On the flip side, when we respond to a big ego, we allow a person’s own mood to remain solely with them, while we stay connected to how we want to feel, and focus on big picture objectives. We can do this by reminding ourselves of the purpose or intent of whatever it is we are doing – the outing, the meeting or the event.
For example, we might silently ask ourselves something like, did we attend this meeting to adopt someone’s bad mood, or need to prove something, or did we come here to deliver our research findings and establish next steps?
Or, did we attend this outing to carry the load of someone else’s jealousy or judgement, or are we simply here to have fun and connect with genuine and interesting people?
3. Maintain your own energy in the presence of energy suckers
We’ve all heard the term “energy-vampire” before. Sometimes, we just feel like certain situations, people or tasks are purposely trying to suck the life out of us. The reality is that we are actually allowing energy suckers to take the wind out of our sails.
To stop this, immediately, we might take steps to notice the power we are handing-over to other people. Perhaps we need to redirect our attention towards more inspiring things, or at minimum, adjust our approaches.
For instance, maybe instead of taking another person’s rude comments personally, we could choose to understand that something painful might be going on for them behind the scenes, in which case, we can either seek further understanding and listen curiously, or simply move away, while giving that person some space to process their own feelings and outlooks.
That is, without dumping their loads onto us.
4. Have the courage to move on.
It can be tempting to continuously engage in a habitual dance with someone’s big ego, simply because people who have them might project their own sense of influence over us.
Just remember, simply because someone displays an extreme level of self-importance, does not mean that they are a critical to us, our happiness, or our goals.
In fact, more likely than not, these people are doing nothing more than distracting us from the things we want.

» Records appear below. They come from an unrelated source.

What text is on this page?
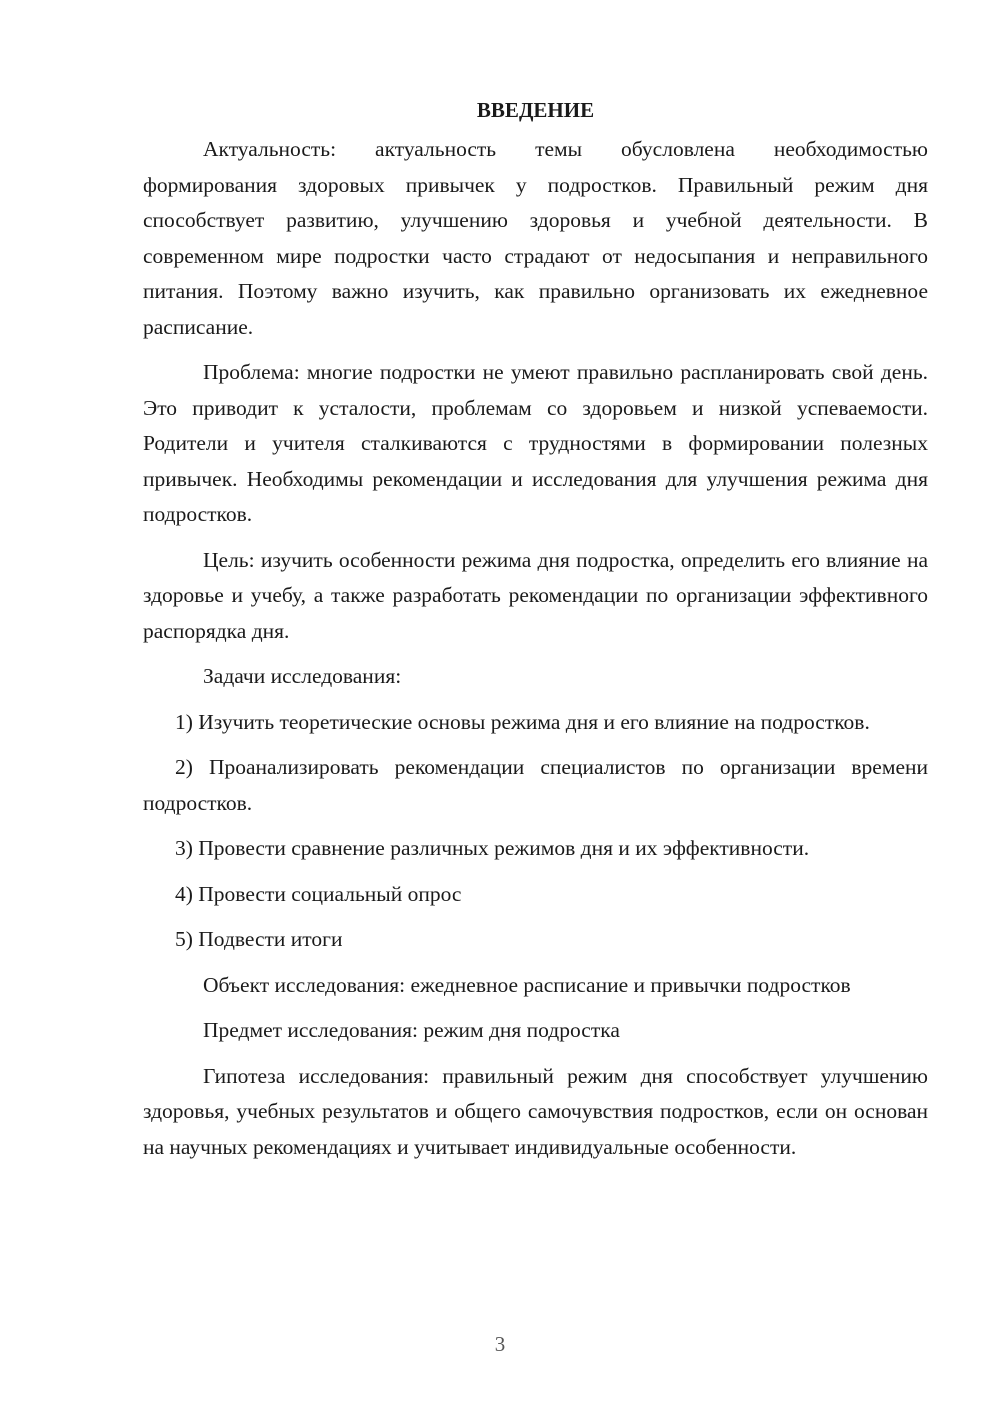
ВВЕДЕНИЕ

Актуальность: актуальность темы обусловлена необходимостью формирования здоровых привычек у подростков. Правильный режим дня способствует развитию, улучшению здоровья и учебной деятельности. В современном мире подростки часто страдают от недосыпания и неправильного питания. Поэтому важно изучить, как правильно организовать их ежедневное расписание.

Проблема: многие подростки не умеют правильно распланировать свой день. Это приводит к усталости, проблемам со здоровьем и низкой успеваемости. Родители и учителя сталкиваются с трудностями в формировании полезных привычек. Необходимы рекомендации и исследования для улучшения режима дня подростков.

Цель: изучить особенности режима дня подростка, определить его влияние на здоровье и учебу, а также разработать рекомендации по организации эффективного распорядка дня.

Задачи исследования:

1) Изучить теоретические основы режима дня и его влияние на подростков.

2) Проанализировать рекомендации специалистов по организации времени подростков.

3) Провести сравнение различных режимов дня и их эффективности.

4) Провести социальный опрос

5) Подвести итоги

Объект исследования: ежедневное расписание и привычки подростков

Предмет исследования: режим дня подростка

Гипотеза исследования: правильный режим дня способствует улучшению здоровья, учебных результатов и общего самочувствия подростков, если он основан на научных рекомендациях и учитывает индивидуальные особенности.

3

And, if we observe that the only effect another person has on us is to drain our own energy, then we can pretty much bet that we have a compatible impact on them.
Either that, or they are so disconnected from their emotions, that they don’t really care how we feel anyway.
It’s clearly not serving anyone to stay in close contact with people who constantly rub us the wrong way.
So, having the courage to let go of people with big egos, no matter how influential or impressive they may seem, while staying focused on what feels genuinely right to us, is quite possibly the most powerful way that we can transcend our own egos and connect with our “essential selves.”
Now for the most important part. What is so liberating about transcending our egos anyway? The simple answer is that when we do, life becomes a lot less stressful and a heck of a lot more enjoyable.
While the big egos around us continue to care about what everyone else thinks of them, we begin to release such concerns and worry – and, it’s pretty darn liberating.
On the flip side, when our egos are inflated, we are more focused on serving external needs and perceptions. This is a draining and exhausting climb to ‘keep-up’ with what everyone else wants from us.
It’s also an endless pursuit of futility, where we hit the panic button and continue to work ourselves into overdrive, simply to climb a mountain that leads us to nowhere. Nowhere, at least, but a peak of pure stress with a big view of pressure and other peoples’ expectations – surrounded by none other than, you guessed it… a lot of big egos.
Restraining ourselves from climbing such a mountain involves keeping our own egos in check.
This requires our ability to recognize why and how we engage with people. And, when we do, we may find ourselves choosing different mountains to climb altogether – mountains that connect us with our purpose, potential, and where we find different people with big things other than egos – such as big dreams, big personalities, big curiosity, and big hearts.
Now, that sounds more like mountains worth climbing – where the views are simply limitless.